There is a lot of discussion elsewhere on ALARP (and/or ALARA). However, a company can add too many protection layers and invite shortcuts of one or more of the IPLs over the long-term, since staff are pretty sharp at figuring out when the “plumbing is over-tinked”. We advise folks to reach barely tolerable on each scenario and then stop; BUT make sure you find all scenarios during ALL modes of operation (which is the main weakness in most PHAs/HAZOPs that we critique). Not finding a scenario has cause accidents; but we have yet to find an accident for a scenario that had enough properly designed and maintained IPLs to reach barely tolerable reach (that achieved the maximum tolerable risk, sometimes called Target Mitigated Event Likelihood (TMEL)
It is difficult to find a statistical basis for the TMEL for a single fatality. The typical value used by a company is 1/10,000 (or 10-4) per year. If you look at the actual accidents that occur of a very long period of time, I doubt you will find one if there were two IPLs that were properly maintained and properly designed for the scenarios. As a first step, just try to find an overpressure accident that had a properly designed and maintained PSV alone (one IPL). (Yes, I know there are rare scenarios where a PSV is not a good IPL again overpressure; I have helped model a few of those on the early 1990s; I’m not referring to those; I’m referring to cases where a PSV is a true IPL, meeting the definition of an IPL as stated in LOP ). So, from this data, one could say that it appears that 10-2 per year or 10-3 per year is statistically justifiable, given there have been more than one million plant years of operation to date. I tend to agree with 10-3 per year (though some folks jeer when I say that in public or here). Remember, our first goal should be to FIND all scenarios and then QUALITTAIVELY ensure each scenario has sufficient true IPLs; if you miss a scenario during startup mode of operation (as opposed to continuous or normal mode where most PHAs /HAZOPs are overly focused), then those undiscovered scenarios will dominate the risk… note that 80% of major process catastrophes continue to occur during non-normal (such as startup and online maintenance) modes of operation.
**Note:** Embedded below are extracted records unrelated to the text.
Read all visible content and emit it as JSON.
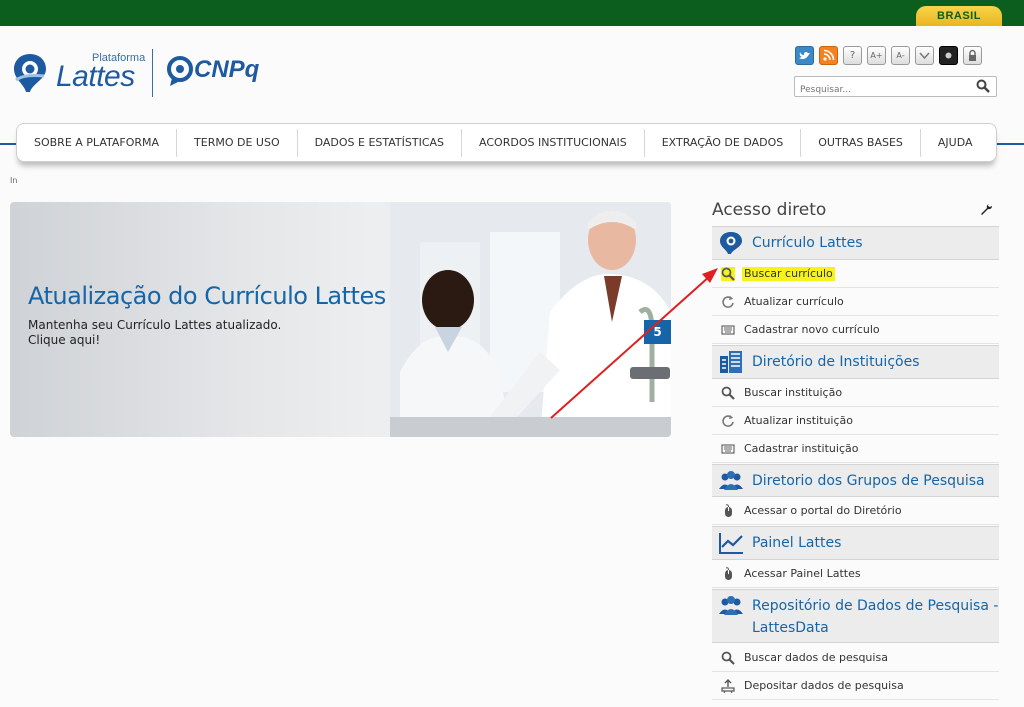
{
  "gov": {
    "brasil_label": "BRASIL"
  },
  "header": {
    "logo_plataforma": "Plataforma",
    "logo_lattes": "Lattes",
    "logo_cnpq": "CNPq"
  },
  "tools": {
    "help": "?",
    "font_up": "A+",
    "font_down": "A-",
    "search_placeholder": "Pesquisar..."
  },
  "nav": {
    "items": [
      "SOBRE A PLATAFORMA",
      "TERMO DE USO",
      "DADOS E ESTATÍSTICAS",
      "ACORDOS INSTITUCIONAIS",
      "EXTRAÇÃO DE DADOS",
      "OUTRAS BASES",
      "AJUDA"
    ]
  },
  "breadcrumb": "In",
  "banner": {
    "title": "Atualização do Currículo Lattes",
    "line1": "Mantenha seu Currículo Lattes atualizado.",
    "line2": "Clique aqui!",
    "badge": "5"
  },
  "sidebar": {
    "title": "Acesso direto",
    "sections": [
      {
        "title": "Currículo Lattes",
        "icon": "lattes-logo-icon",
        "links": [
          {
            "label": "Buscar currículo",
            "icon": "search-icon"
          },
          {
            "label": "Atualizar currículo",
            "icon": "refresh-icon"
          },
          {
            "label": "Cadastrar novo currículo",
            "icon": "keyboard-icon"
          }
        ]
      },
      {
        "title": "Diretório de Instituições",
        "icon": "building-icon",
        "links": [
          {
            "label": "Buscar instituição",
            "icon": "search-icon"
          },
          {
            "label": "Atualizar instituição",
            "icon": "refresh-icon"
          },
          {
            "label": "Cadastrar instituição",
            "icon": "keyboard-icon"
          }
        ]
      },
      {
        "title": "Diretorio dos Grupos de Pesquisa",
        "icon": "group-icon",
        "links": [
          {
            "label": "Acessar o portal do Diretório",
            "icon": "mouse-icon"
          }
        ]
      },
      {
        "title": "Painel Lattes",
        "icon": "chart-line-icon",
        "links": [
          {
            "label": "Acessar Painel Lattes",
            "icon": "mouse-icon"
          }
        ]
      },
      {
        "title_line1": "Repositório de Dados de Pesquisa -",
        "title_line2": "LattesData",
        "icon": "group-icon",
        "links": [
          {
            "label": "Buscar dados de pesquisa",
            "icon": "search-icon"
          },
          {
            "label": "Depositar dados de pesquisa",
            "icon": "upload-icon"
          }
        ]
      }
    ]
  },
  "colors": {
    "gov_green": "#0b5e1d",
    "brand_blue": "#1565a8",
    "highlight": "#f6f31a",
    "annotation_arrow": "#e02020"
  }
}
Some folks point to the background accidental risk death of society as a good standard; and many of the early risk assessments in the US pointed to that risk, which is dominated in the US by road accidents which run about 1/10,000 (10-4) per year for accidental death when driving. But how is that comparable to the risk of working in a highly structured chemical process plant? On the highway, you may have control of your human factors and mechanical features, but there are truly No IPLs for most accidents (the driver controls most of the safeguards) and you do not control the other drivers or the elements. Whereas in a chemical process, all aspects of process excursions are under our control (to the extent possible given random failures), we control the human factors of all of the players to much greater extent than on the roadways, and we have some true IPLs.
In summary, the range of values for TMEL in the literature is 10-3 to 10-5 per year; our advice it pick 10-3 per year for now and then make sure you find ALL scenarios first, by performing a process hazard analysis (e.g., using HAZOP, etc.) of normal mode of operation and of deviations of procedural steps for startup, shutdown, and online maintenance tasks (all non-normal modes of operation). Then, once you find the scenarios for ALL modes and determine which IPLs are valid for each of those modes of operation (a great many IPLs are only designed and valid for normal mode of operation), and once you achieve tolerable risk for each scenario (either qualitatively or using LOPA with a TMEL = 10-3 per year), then you can look at reasons to lower the TMEL over the long term. We need to first focus on stopping the deaths that are occurring during non-routine modes of operations; many of these scenarios are NOT being found.